DAVID: As before, viruses and bacteria are doing good 99% of the time, their main purpose. When they get in the wrong places they are bad.

dhw: We have taken them as examples of the “evil” which is the fundamental problem of theodicy: if God is omnipotent and perfectly good, how can we explain the existence of evil in the world that he created? You simply dodge the question if you focus all your attention on the good. If he designed the forces of evil, he can hardly be perfectly good. If he is perfectly good, but they simply went their own way independently of his control, he is not omnipotent.

Just as we wander around and do our own thing (free will) bacteria are free to roam. God is not a personal puppeteer just as He doesn't monitor each organic molecule at work.

dhw: I have offered a possible solution to this problem and also an explanation of the vast higgledy-piggledy bush of life forms that have come and gone during the history of evolution: namely, that he created a free-for-all (though retaining the option to dabble if he wanted to). The free-for-all fits in exactly with your proposal that bad viruses and bacteria “get in the wrong places”. You can even draw a parallel with us humans: we are also free to “get in the wrong places”.

Yes life is a free-for-all, but not evolution.


FESER
I shan’t repeat the quotes and my comments, as our exchange makes the arguments clear.

DAVID: […] The entire essay explains the points I presented.

dhw: It explains nothing. It merely glosses over the problem of theodicy as you do, by making assumptions about the nature of God. The basic argument: you can’t blame God for creating evil because he is all good. You can’t attribute human thought to him except those human thoughts which categorize him as all good, immutable, all-knowing, simple etc.

DAVID: The article shows how us believers approach thinking about God as a non-human and never consider Him as an experimenter, a spectator of free-for-alls and all your other strange concoctions of God's thoughts. It is why the word allegorical comes up in discussions of attempting to describe him. You try to distort my attempts to describe Him, as humanizing, but all I present is a purposeful God that you then call a derogatory control-freak.
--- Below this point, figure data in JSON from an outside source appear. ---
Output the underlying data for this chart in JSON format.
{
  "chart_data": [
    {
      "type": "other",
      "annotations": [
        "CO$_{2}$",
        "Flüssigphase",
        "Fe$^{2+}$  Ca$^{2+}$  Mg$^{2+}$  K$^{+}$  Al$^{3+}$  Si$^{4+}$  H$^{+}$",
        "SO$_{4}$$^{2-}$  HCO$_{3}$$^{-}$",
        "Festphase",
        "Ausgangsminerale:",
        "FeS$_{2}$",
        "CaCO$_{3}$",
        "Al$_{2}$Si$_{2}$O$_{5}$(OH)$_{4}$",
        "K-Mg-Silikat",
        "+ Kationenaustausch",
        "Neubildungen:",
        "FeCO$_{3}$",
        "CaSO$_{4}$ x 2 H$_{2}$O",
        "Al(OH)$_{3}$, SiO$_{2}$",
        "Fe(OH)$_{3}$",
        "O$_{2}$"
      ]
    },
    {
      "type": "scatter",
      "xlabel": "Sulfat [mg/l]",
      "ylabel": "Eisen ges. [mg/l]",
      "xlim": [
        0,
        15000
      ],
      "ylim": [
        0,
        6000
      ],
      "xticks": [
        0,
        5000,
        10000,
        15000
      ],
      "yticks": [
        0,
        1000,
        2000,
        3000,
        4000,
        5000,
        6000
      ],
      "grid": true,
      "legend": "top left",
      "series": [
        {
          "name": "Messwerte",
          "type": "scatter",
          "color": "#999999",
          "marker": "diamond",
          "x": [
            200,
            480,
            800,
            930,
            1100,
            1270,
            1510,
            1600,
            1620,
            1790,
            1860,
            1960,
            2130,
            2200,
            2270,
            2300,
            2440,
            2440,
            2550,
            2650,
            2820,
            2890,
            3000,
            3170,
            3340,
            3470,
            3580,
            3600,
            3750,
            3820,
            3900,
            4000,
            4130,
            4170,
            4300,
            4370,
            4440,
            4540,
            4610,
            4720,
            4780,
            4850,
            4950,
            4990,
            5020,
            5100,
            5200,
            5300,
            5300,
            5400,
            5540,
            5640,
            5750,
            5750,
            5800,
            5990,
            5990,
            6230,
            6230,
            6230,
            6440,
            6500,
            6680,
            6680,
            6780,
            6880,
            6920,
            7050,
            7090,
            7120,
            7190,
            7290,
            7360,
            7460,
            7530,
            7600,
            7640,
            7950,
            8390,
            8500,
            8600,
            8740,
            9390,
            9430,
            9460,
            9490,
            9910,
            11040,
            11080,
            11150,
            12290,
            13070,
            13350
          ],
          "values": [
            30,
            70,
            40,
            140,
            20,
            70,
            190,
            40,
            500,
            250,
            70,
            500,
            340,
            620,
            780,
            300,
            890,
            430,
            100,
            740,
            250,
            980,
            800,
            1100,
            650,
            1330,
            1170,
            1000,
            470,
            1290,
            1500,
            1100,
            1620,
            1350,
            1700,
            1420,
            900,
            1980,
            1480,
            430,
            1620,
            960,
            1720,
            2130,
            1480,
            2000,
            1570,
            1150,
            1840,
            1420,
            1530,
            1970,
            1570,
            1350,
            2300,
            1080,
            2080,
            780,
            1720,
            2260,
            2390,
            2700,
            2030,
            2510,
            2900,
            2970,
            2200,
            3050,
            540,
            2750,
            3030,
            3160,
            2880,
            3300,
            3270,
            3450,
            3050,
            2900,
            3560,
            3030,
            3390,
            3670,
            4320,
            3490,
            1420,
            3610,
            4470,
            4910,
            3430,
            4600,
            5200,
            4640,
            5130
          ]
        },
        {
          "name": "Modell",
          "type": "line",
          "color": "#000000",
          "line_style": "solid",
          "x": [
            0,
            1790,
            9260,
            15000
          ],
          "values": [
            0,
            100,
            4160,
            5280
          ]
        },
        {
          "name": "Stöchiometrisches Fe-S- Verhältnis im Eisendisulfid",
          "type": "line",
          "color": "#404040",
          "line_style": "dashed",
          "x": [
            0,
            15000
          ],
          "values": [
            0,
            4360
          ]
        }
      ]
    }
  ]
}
dhw: We are discussing Feser’s vision of God as all-good, immutable, all-knowing, all-powerful, simple, doesn’t do any reasoning because his knowledge and wisdom are perfect etc. I ask how Feser knows all this. How do you and he know that God is incapable of experimenting, getting new ideas, learning, deliberately giving up control of evolution, as you believe he deliberately gave up control of human behaviour? I offered you “control freak” as a counter to your silly dismissals of my various alternatives as “bumbling, weak, namby-pamby” etc., but you don’t like it if I use a derogatory term – that is your privilege.

This is no defense of your humanizing which is very obvious. Feser asked for limitations in implying various possibilities in descriptions of God.
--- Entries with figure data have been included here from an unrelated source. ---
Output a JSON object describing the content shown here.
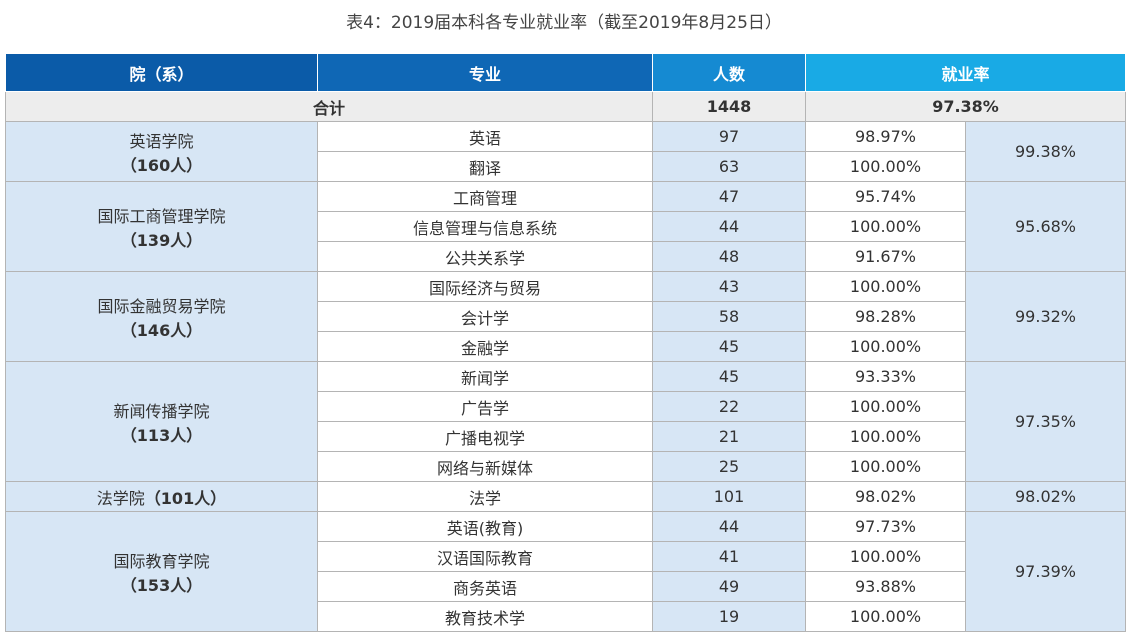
{
  "title": "表4：2019届本科各专业就业率（截至2019年8月25日）",
  "table": {
    "header": [
      "院（系）",
      "专业",
      "人数",
      "就业率"
    ],
    "total": {
      "label": "合计",
      "count": 1448,
      "rate": "97.38%"
    },
    "groups": [
      {
        "college": "英语学院",
        "college_count": "（160人）",
        "rate": "99.38%",
        "majors": [
          {
            "name": "英语",
            "count": 97,
            "rate": "98.97%"
          },
          {
            "name": "翻译",
            "count": 63,
            "rate": "100.00%"
          }
        ]
      },
      {
        "college": "国际工商管理学院",
        "college_count": "（139人）",
        "rate": "95.68%",
        "majors": [
          {
            "name": "工商管理",
            "count": 47,
            "rate": "95.74%"
          },
          {
            "name": "信息管理与信息系统",
            "count": 44,
            "rate": "100.00%"
          },
          {
            "name": "公共关系学",
            "count": 48,
            "rate": "91.67%"
          }
        ]
      },
      {
        "college": "国际金融贸易学院",
        "college_count": "（146人）",
        "rate": "99.32%",
        "majors": [
          {
            "name": "国际经济与贸易",
            "count": 43,
            "rate": "100.00%"
          },
          {
            "name": "会计学",
            "count": 58,
            "rate": "98.28%"
          },
          {
            "name": "金融学",
            "count": 45,
            "rate": "100.00%"
          }
        ]
      },
      {
        "college": "新闻传播学院",
        "college_count": "（113人）",
        "rate": "97.35%",
        "majors": [
          {
            "name": "新闻学",
            "count": 45,
            "rate": "93.33%"
          },
          {
            "name": "广告学",
            "count": 22,
            "rate": "100.00%"
          },
          {
            "name": "广播电视学",
            "count": 21,
            "rate": "100.00%"
          },
          {
            "name": "网络与新媒体",
            "count": 25,
            "rate": "100.00%"
          }
        ]
      },
      {
        "college": "法学院",
        "college_count": "（101人）",
        "rate": "98.02%",
        "majors": [
          {
            "name": "法学",
            "count": 101,
            "rate": "98.02%"
          }
        ]
      },
      {
        "college": "国际教育学院",
        "college_count": "（153人）",
        "rate": "97.39%",
        "majors": [
          {
            "name": "英语(教育)",
            "count": 44,
            "rate": "97.73%"
          },
          {
            "name": "汉语国际教育",
            "count": 41,
            "rate": "100.00%"
          },
          {
            "name": "商务英语",
            "count": 49,
            "rate": "93.88%"
          },
          {
            "name": "教育技术学",
            "count": 19,
            "rate": "100.00%"
          }
        ]
      }
    ]
  }
}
DAVID: Note you are using an allegorical humanizing term. Your so-called theistic hat is wildly askew. The bolds are a perfect example of humanizing God. In the first you want Him spectating.

dhw: You have said yourself that you are sure he watches us with interest.

Allegorically, not in a human sense.


DAVID: In the second bold you resent being limited in your areas of criticism of God, in which you totally humanize Him to make your criticisms.

dhw: There are no criticisms of God in any of my alternative theistic theories! I do not regard it as a criticism of God to see him as possibly being comparable - though of course in his uniquely divine manner - to an experimental scientist, or a painter who gets new ideas as he goes along, or a novelist who allows the characters to take over the story. Feser makes similar comparisons (plus a builder). What I resent is Feser’s assumptions – which you obviously share - that God has all the attributes you both want him to have, and that any alternative is to be dismissed, no matter how logically it fits in with life’s history.

I'll make my same point. Theists view God in certain ways which limits the expanse of what might be implied as to His thinking and possible intentions. Your approach is uninhibited and wide open to all imaginations possible. You refuse the established limits used by theologians and so to theists, we see the humanizing in our view. Of course you can do whatever you wish, but our discussion then runs at different levels of thought and can never reach agreement.